In what is truly an absurd version of multitasking, I've been trying to time my post-lunch nap with the daily press briefing of Obama press secretary Robert Gibbs. I want to take in news while I fall asleep.
But it doesn't work. So desperately am I rooting for Obama's candidacy to get off to a fast, clean start and not get bogged down in The Usual Bullshit® that my heart hammers against my chest cavity as I listen to Gibbs bullshit his way through these briefings (as all press secretaries always have, and as they always will).
I cannot imagine having a job whose core skill involved pretending, on someone else's behalf no less, that I am an altogether reasonable, rational human being, good humored at all times, perfectly well-informed and always on the ball.

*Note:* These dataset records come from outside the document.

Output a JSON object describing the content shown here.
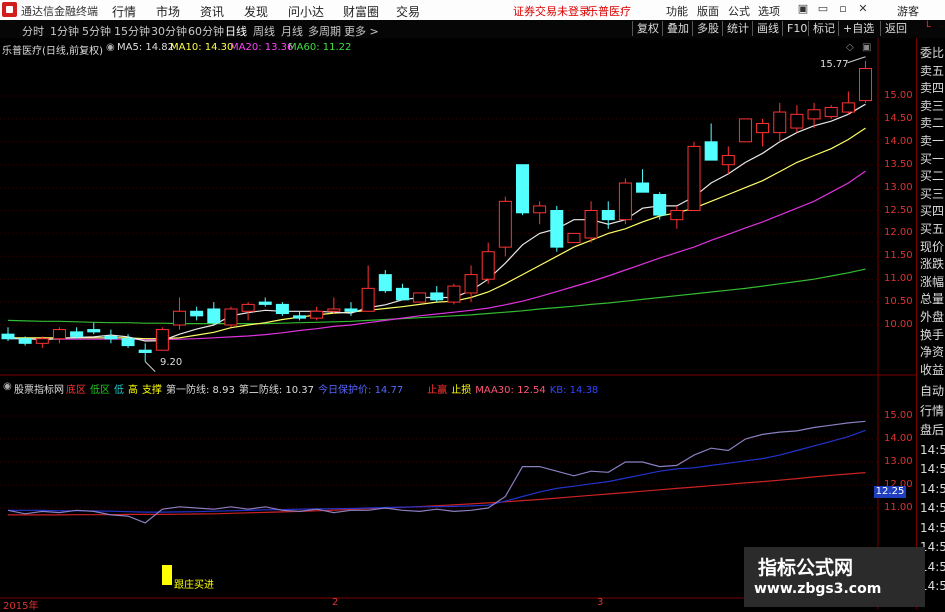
{
  "app": {
    "title": "通达信金融终端"
  },
  "menu": [
    "行情",
    "市场",
    "资讯",
    "发现",
    "问小达",
    "财富圈",
    "交易"
  ],
  "status": {
    "warning": "证券交易未登录",
    "stock_name": "乐普医疗"
  },
  "right_menu": [
    "功能",
    "版面",
    "公式",
    "选项"
  ],
  "guest_label": "游客",
  "periods": [
    "分时",
    "1分钟",
    "5分钟",
    "15分钟",
    "30分钟",
    "60分钟",
    "日线",
    "周线",
    "月线",
    "多周期",
    "更多 >"
  ],
  "active_period": "日线",
  "toolbar": [
    "复权",
    "叠加",
    "多股",
    "统计",
    "画线",
    "F10",
    "标记",
    "+自选",
    "返回"
  ],
  "chart": {
    "title": "乐普医疗(日线,前复权)",
    "ma5": "MA5: 14.82",
    "ma10": "MA10: 14.30",
    "ma20": "MA20: 13.36",
    "ma60": "MA60: 11.22",
    "high_label": "15.77",
    "low_label": "9.20",
    "price_ticks": [
      "15.00",
      "14.50",
      "14.00",
      "13.50",
      "13.00",
      "12.50",
      "12.00",
      "11.50",
      "11.00",
      "10.50",
      "10.00"
    ]
  },
  "indicator": {
    "name": "股票指标网",
    "items": [
      {
        "text": "底区",
        "color": "#ff3333"
      },
      {
        "text": "低区",
        "color": "#22cc22"
      },
      {
        "text": "低",
        "color": "#22cccc"
      },
      {
        "text": "高",
        "color": "#ffff00"
      },
      {
        "text": "支撑",
        "color": "#ffff00"
      },
      {
        "text": "第一防线: 8.93",
        "color": "#dddddd"
      },
      {
        "text": "第二防线: 10.37",
        "color": "#dddddd"
      },
      {
        "text": "今日保护价: 14.77",
        "color": "#5566ff"
      },
      {
        "text": "止赢",
        "color": "#ff3333"
      },
      {
        "text": "止损",
        "color": "#ffff00"
      },
      {
        "text": "MAA30: 12.54",
        "color": "#ff5577"
      },
      {
        "text": "KB: 14.38",
        "color": "#3344ff"
      }
    ],
    "ticks": [
      "15.00",
      "14.00",
      "13.00",
      "12.00",
      "11.00"
    ],
    "current_value": "12.25",
    "buy_signal": "跟庄买进"
  },
  "right_panel": [
    "委比",
    "卖五",
    "卖四",
    "卖三",
    "卖二",
    "卖一",
    "买一",
    "买二",
    "买三",
    "买四",
    "买五",
    "现价",
    "涨跌",
    "涨幅",
    "总量",
    "外盘",
    "换手",
    "净资",
    "收益"
  ],
  "right_panel_lower": [
    "自动",
    "行情",
    "盘后",
    "14:5",
    "14:5",
    "14:5",
    "14:5",
    "14:5",
    "14:5",
    "14:5",
    "14:5"
  ],
  "time_axis": [
    "2015年",
    "2",
    "3"
  ],
  "watermark": {
    "title": "指标公式网",
    "url": "www.zbgs3.com"
  },
  "chart_data": {
    "type": "candlestick",
    "candles": [
      {
        "o": 9.8,
        "h": 9.95,
        "l": 9.65,
        "c": 9.7
      },
      {
        "o": 9.7,
        "h": 9.75,
        "l": 9.55,
        "c": 9.6
      },
      {
        "o": 9.6,
        "h": 9.75,
        "l": 9.5,
        "c": 9.7
      },
      {
        "o": 9.7,
        "h": 9.95,
        "l": 9.6,
        "c": 9.9
      },
      {
        "o": 9.85,
        "h": 9.95,
        "l": 9.7,
        "c": 9.75
      },
      {
        "o": 9.9,
        "h": 10.05,
        "l": 9.8,
        "c": 9.85
      },
      {
        "o": 9.75,
        "h": 9.9,
        "l": 9.6,
        "c": 9.7
      },
      {
        "o": 9.7,
        "h": 9.8,
        "l": 9.5,
        "c": 9.55
      },
      {
        "o": 9.45,
        "h": 9.6,
        "l": 9.2,
        "c": 9.4
      },
      {
        "o": 9.45,
        "h": 9.95,
        "l": 9.45,
        "c": 9.9
      },
      {
        "o": 10.0,
        "h": 10.6,
        "l": 9.9,
        "c": 10.3
      },
      {
        "o": 10.3,
        "h": 10.4,
        "l": 10.1,
        "c": 10.2
      },
      {
        "o": 10.35,
        "h": 10.5,
        "l": 10.0,
        "c": 10.05
      },
      {
        "o": 10.0,
        "h": 10.4,
        "l": 9.95,
        "c": 10.35
      },
      {
        "o": 10.3,
        "h": 10.5,
        "l": 10.1,
        "c": 10.45
      },
      {
        "o": 10.5,
        "h": 10.6,
        "l": 10.4,
        "c": 10.45
      },
      {
        "o": 10.45,
        "h": 10.5,
        "l": 10.2,
        "c": 10.25
      },
      {
        "o": 10.2,
        "h": 10.3,
        "l": 10.1,
        "c": 10.15
      },
      {
        "o": 10.15,
        "h": 10.4,
        "l": 10.1,
        "c": 10.3
      },
      {
        "o": 10.3,
        "h": 10.6,
        "l": 10.25,
        "c": 10.35
      },
      {
        "o": 10.35,
        "h": 10.5,
        "l": 10.2,
        "c": 10.3
      },
      {
        "o": 10.3,
        "h": 11.3,
        "l": 10.3,
        "c": 10.8
      },
      {
        "o": 11.1,
        "h": 11.2,
        "l": 10.7,
        "c": 10.75
      },
      {
        "o": 10.8,
        "h": 10.9,
        "l": 10.6,
        "c": 10.55
      },
      {
        "o": 10.5,
        "h": 10.7,
        "l": 10.5,
        "c": 10.7
      },
      {
        "o": 10.7,
        "h": 10.85,
        "l": 10.5,
        "c": 10.55
      },
      {
        "o": 10.5,
        "h": 10.9,
        "l": 10.45,
        "c": 10.85
      },
      {
        "o": 10.7,
        "h": 11.3,
        "l": 10.5,
        "c": 11.1
      },
      {
        "o": 11.0,
        "h": 11.8,
        "l": 10.9,
        "c": 11.6
      },
      {
        "o": 11.7,
        "h": 12.8,
        "l": 11.5,
        "c": 12.7
      },
      {
        "o": 13.5,
        "h": 13.5,
        "l": 12.4,
        "c": 12.45
      },
      {
        "o": 12.45,
        "h": 12.7,
        "l": 12.2,
        "c": 12.6
      },
      {
        "o": 12.5,
        "h": 12.6,
        "l": 11.6,
        "c": 11.7
      },
      {
        "o": 11.8,
        "h": 12.0,
        "l": 11.8,
        "c": 12.0
      },
      {
        "o": 11.9,
        "h": 12.7,
        "l": 11.8,
        "c": 12.5
      },
      {
        "o": 12.5,
        "h": 12.7,
        "l": 12.1,
        "c": 12.3
      },
      {
        "o": 12.3,
        "h": 13.2,
        "l": 12.2,
        "c": 13.1
      },
      {
        "o": 13.1,
        "h": 13.4,
        "l": 12.9,
        "c": 12.9
      },
      {
        "o": 12.85,
        "h": 12.9,
        "l": 12.3,
        "c": 12.4
      },
      {
        "o": 12.3,
        "h": 12.6,
        "l": 12.1,
        "c": 12.5
      },
      {
        "o": 12.5,
        "h": 14.0,
        "l": 12.5,
        "c": 13.9
      },
      {
        "o": 14.0,
        "h": 14.4,
        "l": 13.6,
        "c": 13.6
      },
      {
        "o": 13.5,
        "h": 13.9,
        "l": 13.3,
        "c": 13.7
      },
      {
        "o": 14.0,
        "h": 14.5,
        "l": 14.0,
        "c": 14.5
      },
      {
        "o": 14.2,
        "h": 14.5,
        "l": 13.9,
        "c": 14.4
      },
      {
        "o": 14.2,
        "h": 14.85,
        "l": 14.0,
        "c": 14.65
      },
      {
        "o": 14.3,
        "h": 14.8,
        "l": 14.2,
        "c": 14.6
      },
      {
        "o": 14.5,
        "h": 14.85,
        "l": 14.3,
        "c": 14.7
      },
      {
        "o": 14.55,
        "h": 14.8,
        "l": 14.5,
        "c": 14.75
      },
      {
        "o": 14.65,
        "h": 15.1,
        "l": 14.6,
        "c": 14.85
      },
      {
        "o": 14.9,
        "h": 15.77,
        "l": 14.85,
        "c": 15.6
      }
    ],
    "ma5": [
      9.7,
      9.7,
      9.68,
      9.7,
      9.73,
      9.74,
      9.78,
      9.74,
      9.65,
      9.66,
      9.8,
      9.91,
      10.0,
      10.2,
      10.27,
      10.32,
      10.3,
      10.3,
      10.3,
      10.28,
      10.26,
      10.38,
      10.44,
      10.55,
      10.6,
      10.6,
      10.6,
      10.75,
      11.0,
      11.35,
      11.75,
      12.0,
      12.1,
      12.3,
      12.3,
      12.2,
      12.3,
      12.55,
      12.6,
      12.6,
      12.8,
      13.1,
      13.3,
      13.55,
      13.75,
      14.0,
      14.2,
      14.35,
      14.45,
      14.6,
      14.82
    ],
    "ma10": [
      9.72,
      9.72,
      9.72,
      9.72,
      9.72,
      9.72,
      9.72,
      9.72,
      9.7,
      9.7,
      9.72,
      9.78,
      9.84,
      9.94,
      10.0,
      10.05,
      10.12,
      10.17,
      10.22,
      10.26,
      10.28,
      10.32,
      10.36,
      10.4,
      10.45,
      10.5,
      10.52,
      10.6,
      10.72,
      10.9,
      11.1,
      11.3,
      11.5,
      11.7,
      11.85,
      12.0,
      12.1,
      12.25,
      12.38,
      12.45,
      12.55,
      12.7,
      12.85,
      13.0,
      13.15,
      13.35,
      13.55,
      13.7,
      13.85,
      14.05,
      14.3
    ],
    "ma20": [
      9.7,
      9.7,
      9.7,
      9.69,
      9.69,
      9.69,
      9.69,
      9.69,
      9.68,
      9.68,
      9.69,
      9.7,
      9.72,
      9.74,
      9.76,
      9.79,
      9.83,
      9.88,
      9.92,
      9.97,
      10.0,
      10.05,
      10.1,
      10.15,
      10.2,
      10.24,
      10.28,
      10.32,
      10.37,
      10.44,
      10.52,
      10.62,
      10.73,
      10.84,
      10.95,
      11.07,
      11.2,
      11.33,
      11.46,
      11.58,
      11.7,
      11.85,
      11.98,
      12.12,
      12.25,
      12.4,
      12.55,
      12.7,
      12.9,
      13.1,
      13.36
    ],
    "ma60": [
      10.1,
      10.09,
      10.08,
      10.08,
      10.07,
      10.06,
      10.05,
      10.05,
      10.04,
      10.04,
      10.03,
      10.03,
      10.03,
      10.03,
      10.03,
      10.03,
      10.04,
      10.05,
      10.06,
      10.07,
      10.08,
      10.1,
      10.12,
      10.14,
      10.16,
      10.18,
      10.2,
      10.22,
      10.25,
      10.28,
      10.31,
      10.35,
      10.38,
      10.41,
      10.45,
      10.48,
      10.52,
      10.56,
      10.6,
      10.64,
      10.68,
      10.72,
      10.76,
      10.8,
      10.85,
      10.9,
      10.95,
      11.0,
      11.07,
      11.14,
      11.22
    ],
    "ind_purple": [
      10.9,
      10.75,
      10.85,
      10.8,
      10.9,
      10.85,
      10.7,
      10.65,
      10.35,
      10.95,
      11.05,
      11.0,
      10.95,
      11.05,
      10.95,
      11.05,
      10.9,
      10.85,
      10.95,
      10.8,
      10.9,
      10.9,
      11.0,
      10.9,
      10.85,
      10.95,
      10.85,
      10.9,
      11.0,
      11.5,
      12.8,
      12.8,
      12.6,
      12.4,
      12.6,
      12.55,
      13.0,
      13.0,
      12.8,
      12.85,
      13.3,
      13.6,
      13.5,
      14.0,
      14.2,
      14.3,
      14.35,
      14.5,
      14.6,
      14.7,
      14.77
    ],
    "ind_blue": [
      10.9,
      10.9,
      10.9,
      10.88,
      10.88,
      10.87,
      10.86,
      10.84,
      10.82,
      10.82,
      10.83,
      10.84,
      10.86,
      10.88,
      10.9,
      10.92,
      10.93,
      10.95,
      10.96,
      10.97,
      10.98,
      11.0,
      11.02,
      11.04,
      11.05,
      11.06,
      11.07,
      11.09,
      11.12,
      11.3,
      11.5,
      11.7,
      11.85,
      11.95,
      12.05,
      12.15,
      12.3,
      12.45,
      12.6,
      12.7,
      12.75,
      12.85,
      12.95,
      13.05,
      13.15,
      13.3,
      13.5,
      13.7,
      13.9,
      14.1,
      14.38
    ],
    "ind_red": [
      10.7,
      10.7,
      10.7,
      10.7,
      10.71,
      10.71,
      10.71,
      10.72,
      10.72,
      10.72,
      10.73,
      10.74,
      10.75,
      10.77,
      10.79,
      10.81,
      10.83,
      10.85,
      10.88,
      10.91,
      10.94,
      10.97,
      11.0,
      11.03,
      11.06,
      11.1,
      11.14,
      11.18,
      11.22,
      11.27,
      11.32,
      11.37,
      11.43,
      11.49,
      11.55,
      11.61,
      11.67,
      11.73,
      11.79,
      11.85,
      11.91,
      11.97,
      12.03,
      12.09,
      12.15,
      12.21,
      12.28,
      12.35,
      12.42,
      12.48,
      12.54
    ]
  }
}
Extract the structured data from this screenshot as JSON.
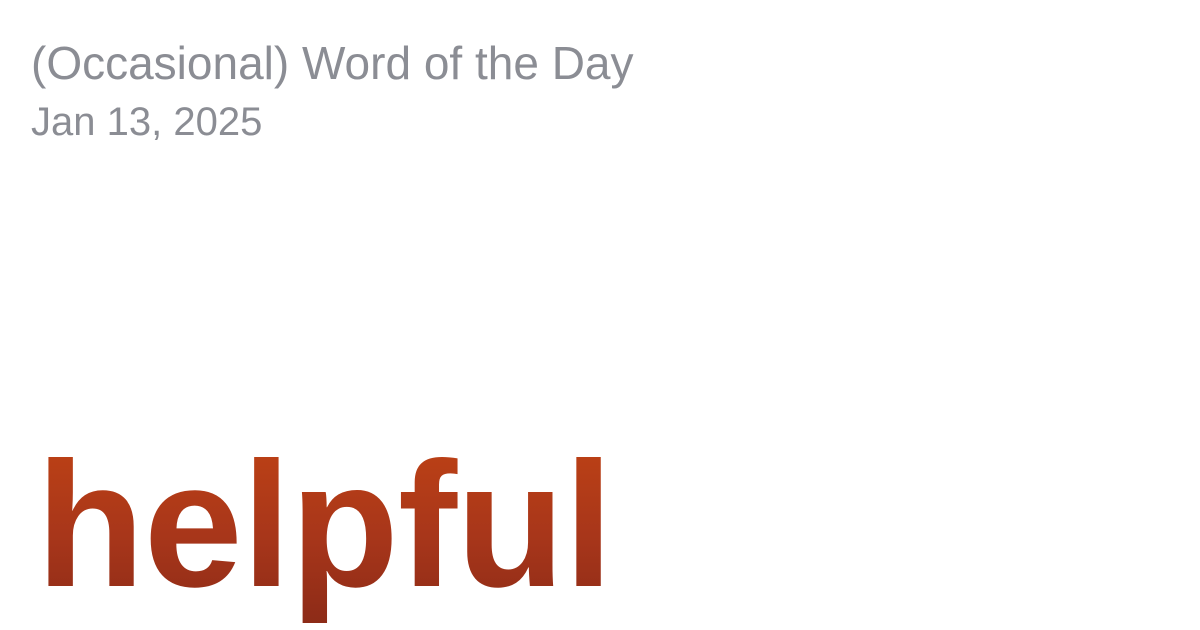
{
  "header": {
    "title": "(Occasional) Word of the Day",
    "date": "Jan 13, 2025"
  },
  "word": {
    "text": "helpful"
  },
  "colors": {
    "muted_text": "#8b8d94",
    "word_gradient_top": "#c24414",
    "word_gradient_bottom": "#8a2a17",
    "background": "#ffffff"
  }
}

A job in which I can't have days like I had yesterday, when my motto was, "I hate everybody and everybody hates me. That's the way it is, and that's the way I like it to be." When I screamed at the top of my lungs in response to a voice mail I received, "Yeah, if you want to catch up with me, read my fuckin' blog." When I responded to a pesky, nagging, e-mailing speechwriter, "As a communication expert, do you believe it increases the power of your message to bold, italicize and underline the word 'Please'? I mean, wowsers!"
Real-life communicators with actual jobs, remind me: How do you do it (every fuckin' day)?